The contrast between affluent, private new growth and abandoned public infrastructure marks

sprawl as socially destructive.

As social science researchers William Goldsmith, Robert Bullard, Gregory Squires, and others

have shown, the worst burdens fall on poor households (predominantly of people of color and

women) residing in declining inner cities and older suburbs.18 The destructive process can be

compared to the activities promoted in fifties marketing jargon as “dynamic obsolescence”

(General Motors designer Harley Earl coined the phrase for Cadillac fins—a new tail fin every

year to hasten consumption). Turning over the built environment so rapidly is a process no

country can afford, but in 1954, Eisenhower introduced accelerated depreciation for green field

commercial real estate development, providing huge tax windfalls for just this approach.

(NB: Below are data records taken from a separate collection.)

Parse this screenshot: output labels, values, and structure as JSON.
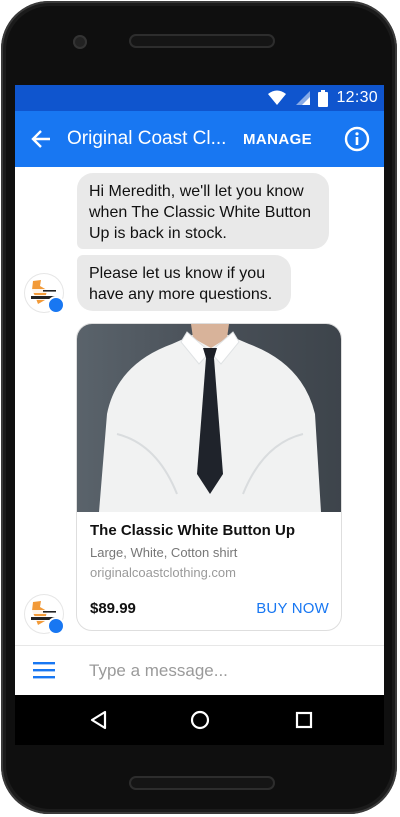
{
  "status": {
    "time": "12:30"
  },
  "appbar": {
    "title": "Original Coast Cl...",
    "manage_label": "MANAGE"
  },
  "messages": [
    {
      "text": "Hi Meredith, we'll let you know when The Classic White Button Up is back in stock."
    },
    {
      "text": "Please let us know if you have any more questions."
    }
  ],
  "avatar": {
    "brand_lines": [
      "ORIGINAL COAST",
      "CLOTHING"
    ]
  },
  "product": {
    "title": "The Classic White Button Up",
    "subtitle": "Large, White, Cotton shirt",
    "url": "originalcoastclothing.com",
    "price": "$89.99",
    "cta": "BUY NOW"
  },
  "composer": {
    "placeholder": "Type a message..."
  },
  "colors": {
    "primary": "#1877f2",
    "statusbar": "#0f55ce",
    "bubble": "#e9e9e9"
  },
  "icons": [
    "wifi-icon",
    "cell-signal-icon",
    "battery-icon",
    "back-arrow-icon",
    "info-icon",
    "menu-icon",
    "nav-back-icon",
    "nav-home-icon",
    "nav-recents-icon",
    "messenger-icon"
  ]
}
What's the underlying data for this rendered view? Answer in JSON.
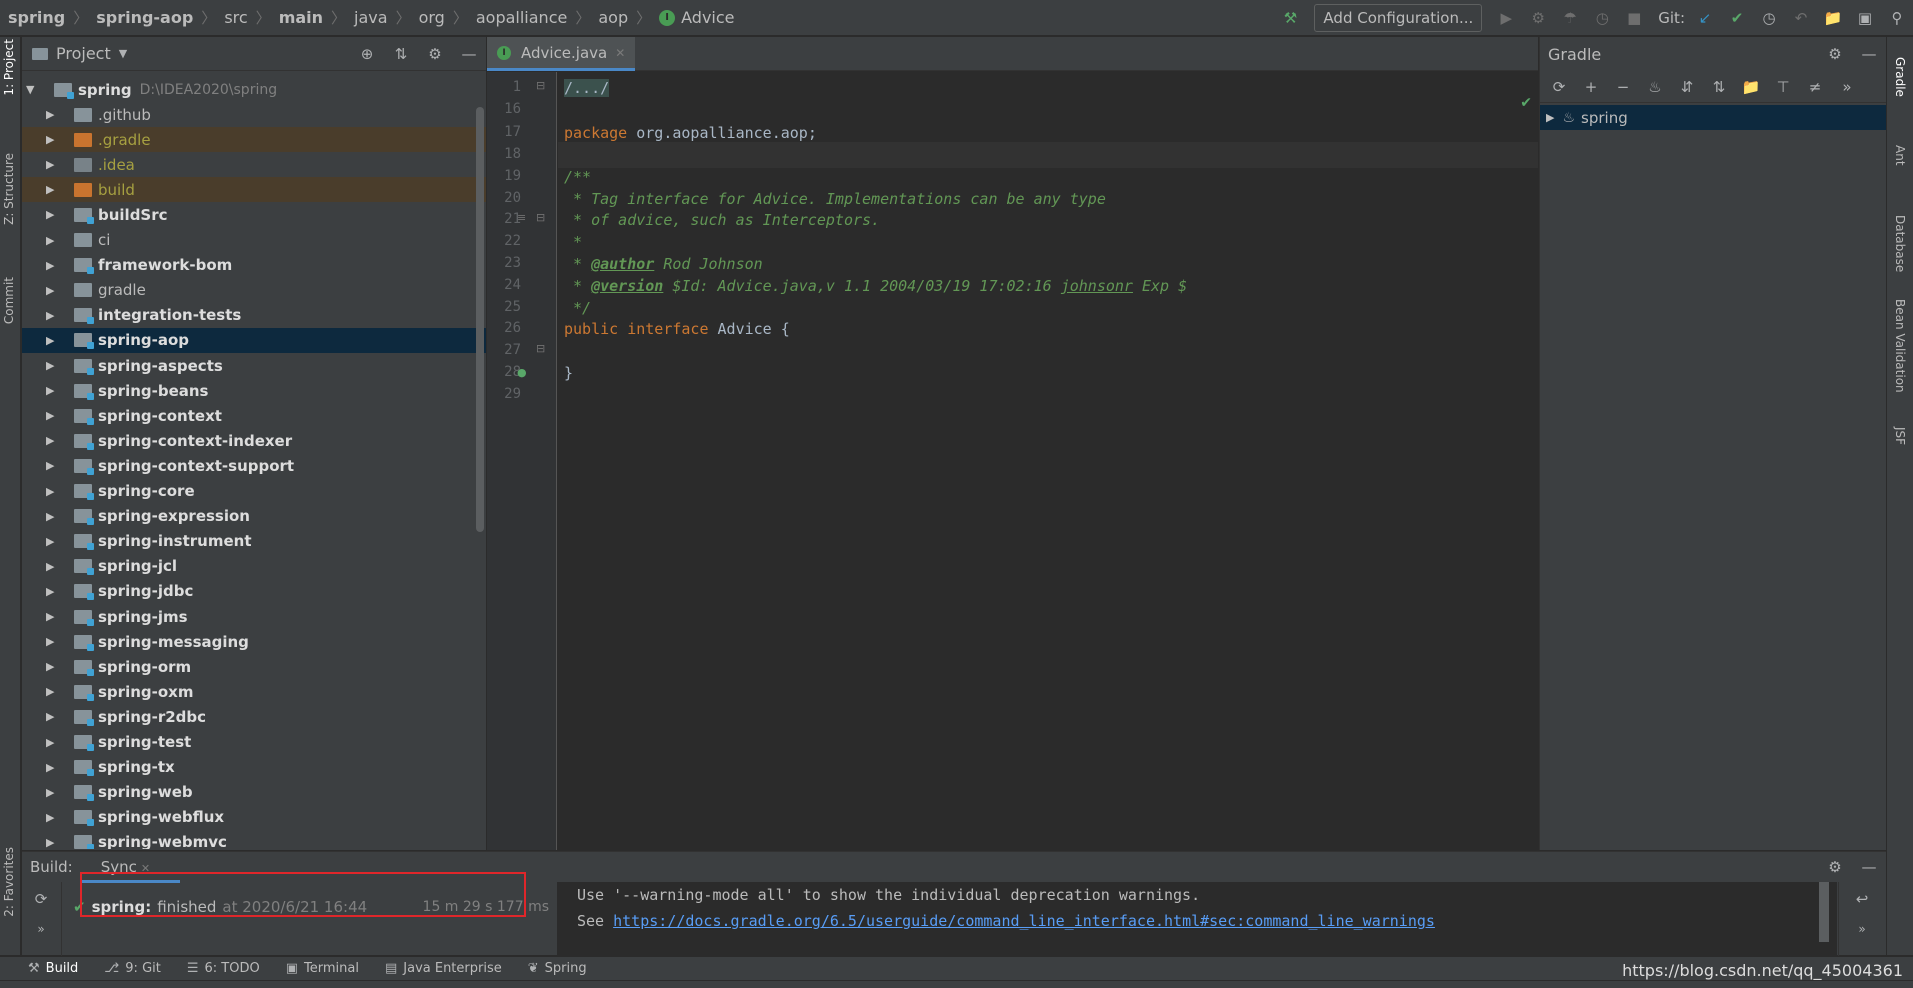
{
  "breadcrumbs": [
    {
      "label": "spring",
      "bold": true
    },
    {
      "label": "spring-aop",
      "bold": true
    },
    {
      "label": "src",
      "bold": false
    },
    {
      "label": "main",
      "bold": true
    },
    {
      "label": "java",
      "bold": false
    },
    {
      "label": "org",
      "bold": false
    },
    {
      "label": "aopalliance",
      "bold": false
    },
    {
      "label": "aop",
      "bold": false
    },
    {
      "label": "Advice",
      "bold": false
    }
  ],
  "toolbar": {
    "add_configuration": "Add Configuration...",
    "git_label": "Git:"
  },
  "left_strip": {
    "project": "1: Project",
    "structure": "Z: Structure",
    "commit": "Commit",
    "favorites": "2: Favorites"
  },
  "right_strip": {
    "gradle": "Gradle",
    "ant": "Ant",
    "database": "Database",
    "bean_validation": "Bean Validation",
    "jsf": "JSF"
  },
  "project_panel": {
    "title": "Project",
    "root": {
      "label": "spring",
      "path": "D:\\IDEA2020\\spring"
    },
    "items": [
      {
        "label": ".github",
        "kind": "plain"
      },
      {
        "label": ".gradle",
        "kind": "excluded"
      },
      {
        "label": ".idea",
        "kind": "idea"
      },
      {
        "label": "build",
        "kind": "excluded"
      },
      {
        "label": "buildSrc",
        "kind": "module"
      },
      {
        "label": "ci",
        "kind": "plain"
      },
      {
        "label": "framework-bom",
        "kind": "module"
      },
      {
        "label": "gradle",
        "kind": "plain"
      },
      {
        "label": "integration-tests",
        "kind": "module"
      },
      {
        "label": "spring-aop",
        "kind": "module",
        "selected": true
      },
      {
        "label": "spring-aspects",
        "kind": "module"
      },
      {
        "label": "spring-beans",
        "kind": "module"
      },
      {
        "label": "spring-context",
        "kind": "module"
      },
      {
        "label": "spring-context-indexer",
        "kind": "module"
      },
      {
        "label": "spring-context-support",
        "kind": "module"
      },
      {
        "label": "spring-core",
        "kind": "module"
      },
      {
        "label": "spring-expression",
        "kind": "module"
      },
      {
        "label": "spring-instrument",
        "kind": "module"
      },
      {
        "label": "spring-jcl",
        "kind": "module"
      },
      {
        "label": "spring-jdbc",
        "kind": "module"
      },
      {
        "label": "spring-jms",
        "kind": "module"
      },
      {
        "label": "spring-messaging",
        "kind": "module"
      },
      {
        "label": "spring-orm",
        "kind": "module"
      },
      {
        "label": "spring-oxm",
        "kind": "module"
      },
      {
        "label": "spring-r2dbc",
        "kind": "module"
      },
      {
        "label": "spring-test",
        "kind": "module"
      },
      {
        "label": "spring-tx",
        "kind": "module"
      },
      {
        "label": "spring-web",
        "kind": "module"
      },
      {
        "label": "spring-webflux",
        "kind": "module"
      },
      {
        "label": "spring-webmvc",
        "kind": "module"
      }
    ]
  },
  "editor": {
    "tab_title": "Advice.java",
    "lines": [
      {
        "num": "1",
        "html": "<span class=\"fold\">/.../</span>"
      },
      {
        "num": "16",
        "html": ""
      },
      {
        "num": "17",
        "html": "<span class=\"kw\">package</span> org.aopalliance.aop;"
      },
      {
        "num": "18",
        "html": "",
        "caret": true
      },
      {
        "num": "19",
        "html": "<span class=\"doc\">/**</span>"
      },
      {
        "num": "20",
        "html": "<span class=\"doc\"> * Tag interface for Advice. Implementations can be any type</span>"
      },
      {
        "num": "21",
        "html": "<span class=\"doc\"> * of advice, such as Interceptors.</span>"
      },
      {
        "num": "22",
        "html": "<span class=\"doc\"> *</span>"
      },
      {
        "num": "23",
        "html": "<span class=\"doc\"> * </span><span class=\"tag\">@author</span><span class=\"doc\"> Rod Johnson</span>"
      },
      {
        "num": "24",
        "html": "<span class=\"doc\"> * </span><span class=\"tag\">@version</span><span class=\"doc\"> $Id: Advice.java,v 1.1 2004/03/19 17:02:16 </span><span class=\"doc underline\">johnsonr</span><span class=\"doc\"> Exp $</span>"
      },
      {
        "num": "25",
        "html": "<span class=\"doc\"> */</span>"
      },
      {
        "num": "26",
        "html": "<span class=\"kw\">public interface</span> Advice {"
      },
      {
        "num": "27",
        "html": ""
      },
      {
        "num": "28",
        "html": "}"
      },
      {
        "num": "29",
        "html": ""
      }
    ]
  },
  "gradle_panel": {
    "title": "Gradle",
    "root_label": "spring"
  },
  "build_window": {
    "label": "Build:",
    "sync_tab": "Sync",
    "project": "spring:",
    "status": "finished",
    "at": "at 2020/6/21 16:44",
    "duration": "15 m 29 s 177 ms",
    "console_line1": "Use '--warning-mode all' to show the individual deprecation warnings.",
    "console_see": "See ",
    "console_link": "https://docs.gradle.org/6.5/userguide/command_line_interface.html#sec:command_line_warnings"
  },
  "bottom_tabs": [
    {
      "label": "Build",
      "icon": "hammer-icon",
      "active": true
    },
    {
      "label": "9: Git",
      "icon": "git-branch-icon"
    },
    {
      "label": "6: TODO",
      "icon": "todo-icon"
    },
    {
      "label": "Terminal",
      "icon": "terminal-icon"
    },
    {
      "label": "Java Enterprise",
      "icon": "java-enterprise-icon"
    },
    {
      "label": "Spring",
      "icon": "spring-leaf-icon"
    }
  ],
  "watermark": "https://blog.csdn.net/qq_45004361",
  "colors": {
    "accent": "#4a88c7",
    "selection": "#0d293e",
    "success": "#59a869",
    "highlight_box": "#e0262a"
  }
}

I argue that the visual culture of sprawl should be read as the material expression of a political

economy organized around unsustainable growth. Sprawl is driven by “growth machines,”

coalitions of business and political leaders who favor unlimited growth and green field

construction. In Urban Fortunes: The Political Economy of Place, social scientists Harvey

Molotch and John Logan have defined a pro-growth political lobby pressing for unrestricted real

estate development as the national expression of many “growth machines” or “sprawl machines”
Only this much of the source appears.